I don’t think it is really necessary. If the use case is people doing development on their prolog http service, it’s much better served with --interactive, or interactive(true) when calling http_daemon/1 from a prolog toplevel.

Doesn’t seem to crazy. Some things that stand out

  • an auth file is read but it doesn’t seem to do anything
  • the timeout+tail trick to wait for the process to go down should probably be waitpid instead, assuming that’s available in that container
  • Startup check is a little awkward

It would be good if we had a more generic way to signal that a swipl-based daemon is still starting, or that it is ready to handle whatever it is supposed to handle.
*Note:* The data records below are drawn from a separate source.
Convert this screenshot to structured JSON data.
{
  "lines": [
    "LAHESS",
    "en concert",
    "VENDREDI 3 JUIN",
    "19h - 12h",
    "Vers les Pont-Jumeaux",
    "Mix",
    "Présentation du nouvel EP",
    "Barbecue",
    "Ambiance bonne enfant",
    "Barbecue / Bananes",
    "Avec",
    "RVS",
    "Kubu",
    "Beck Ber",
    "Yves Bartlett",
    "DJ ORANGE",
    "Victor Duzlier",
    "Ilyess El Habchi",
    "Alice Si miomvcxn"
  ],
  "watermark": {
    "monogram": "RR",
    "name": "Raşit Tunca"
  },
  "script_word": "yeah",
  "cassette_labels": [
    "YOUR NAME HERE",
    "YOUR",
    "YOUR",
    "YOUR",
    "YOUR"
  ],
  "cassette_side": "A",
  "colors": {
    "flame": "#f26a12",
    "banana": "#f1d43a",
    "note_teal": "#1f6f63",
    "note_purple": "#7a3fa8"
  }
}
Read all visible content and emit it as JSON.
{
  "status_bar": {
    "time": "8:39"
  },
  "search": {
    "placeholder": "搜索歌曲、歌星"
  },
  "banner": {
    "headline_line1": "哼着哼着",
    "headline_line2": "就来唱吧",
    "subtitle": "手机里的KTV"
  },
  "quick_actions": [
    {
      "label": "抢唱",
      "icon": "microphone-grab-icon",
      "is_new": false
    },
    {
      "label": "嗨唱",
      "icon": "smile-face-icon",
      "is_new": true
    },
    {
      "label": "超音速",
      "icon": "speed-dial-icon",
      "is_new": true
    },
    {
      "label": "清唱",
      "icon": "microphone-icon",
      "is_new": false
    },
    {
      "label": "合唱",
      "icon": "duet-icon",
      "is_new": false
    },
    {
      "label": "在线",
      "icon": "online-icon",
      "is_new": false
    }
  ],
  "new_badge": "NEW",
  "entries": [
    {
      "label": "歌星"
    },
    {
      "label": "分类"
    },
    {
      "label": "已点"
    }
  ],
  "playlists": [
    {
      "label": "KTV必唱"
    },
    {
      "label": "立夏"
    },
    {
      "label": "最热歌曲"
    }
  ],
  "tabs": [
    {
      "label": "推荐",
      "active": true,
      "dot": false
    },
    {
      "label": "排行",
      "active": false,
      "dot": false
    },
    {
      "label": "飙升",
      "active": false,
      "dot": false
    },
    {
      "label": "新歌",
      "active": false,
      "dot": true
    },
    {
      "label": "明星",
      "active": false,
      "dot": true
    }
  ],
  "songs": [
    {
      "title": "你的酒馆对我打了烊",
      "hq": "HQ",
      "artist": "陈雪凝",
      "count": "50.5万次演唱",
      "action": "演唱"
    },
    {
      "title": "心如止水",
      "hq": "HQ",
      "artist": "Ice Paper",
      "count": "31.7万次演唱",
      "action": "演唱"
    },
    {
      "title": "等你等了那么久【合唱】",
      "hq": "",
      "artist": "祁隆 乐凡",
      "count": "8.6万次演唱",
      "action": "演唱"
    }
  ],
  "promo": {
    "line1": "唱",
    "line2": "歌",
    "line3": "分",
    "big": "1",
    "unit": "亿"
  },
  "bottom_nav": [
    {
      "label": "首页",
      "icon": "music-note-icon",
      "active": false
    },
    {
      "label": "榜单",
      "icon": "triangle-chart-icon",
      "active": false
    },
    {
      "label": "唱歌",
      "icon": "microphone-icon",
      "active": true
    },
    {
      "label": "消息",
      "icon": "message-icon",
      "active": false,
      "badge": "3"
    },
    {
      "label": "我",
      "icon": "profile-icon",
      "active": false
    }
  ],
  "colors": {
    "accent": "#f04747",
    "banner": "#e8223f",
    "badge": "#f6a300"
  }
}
I like how it’s done in systemd and wonder if its approach can be used more generically. Basically, well-behaved systemd daemons check for a NOTIFY_SOCKET environment variable, and if it is there, they can use it to send status updates in the format READY=1, STOPPING=1, etc. This allows a daemon manager like systemd, but presumably also a simple docker wrapper, to actively monitor what is going on with a service and react to events.

I’ll see if I can develop a proof of concept library around sd_notify.

It also looks like just using the http/http_unix_daemon is enough to set up an initializer that starts the server based on the command line arguments. Therefore, it is possible to have a simple hello world like so:

#!/usr/bin/env swipl
:- use_module([
                  library(http/http_unix_daemon),
                  library(http/http_server)
              ]).

:- http_handler(root(.), handler, []).

handler(Request) :-
    http_parameters(Request, [name(Name, [default(stranger)])]),
    format("Status: 200~n~nHello, ~s!~n", [Name]).

It can then be started with

> ./hello.pl --no-fork --port 8080
% Started server at http://localhost:8080/
❯ curl -G 'http://localhost:8080' --data-urlencode 'name=Hootie McOwlface'
Hello, Hootie McOwlface!

This is very minimal setup to get a runnable HTTP service with a whole bunch of different startup options. I wish I had known about all this before, but I’m glad I know about it now :slight_smile:

1 Like

You’re welcome :slight_smile: As far as I’m concerned, this can be in the http_unix_daemon.pl as it already is concerned with e.g., logging and listening to signals. I didn’t know about this part of systemd. If we can reuse this for a clean Docker health check, much better. Note that there is a fairly new library http/http_health.pl that serves /health by default, producing a configurable JSON document about the status of the Prolog process.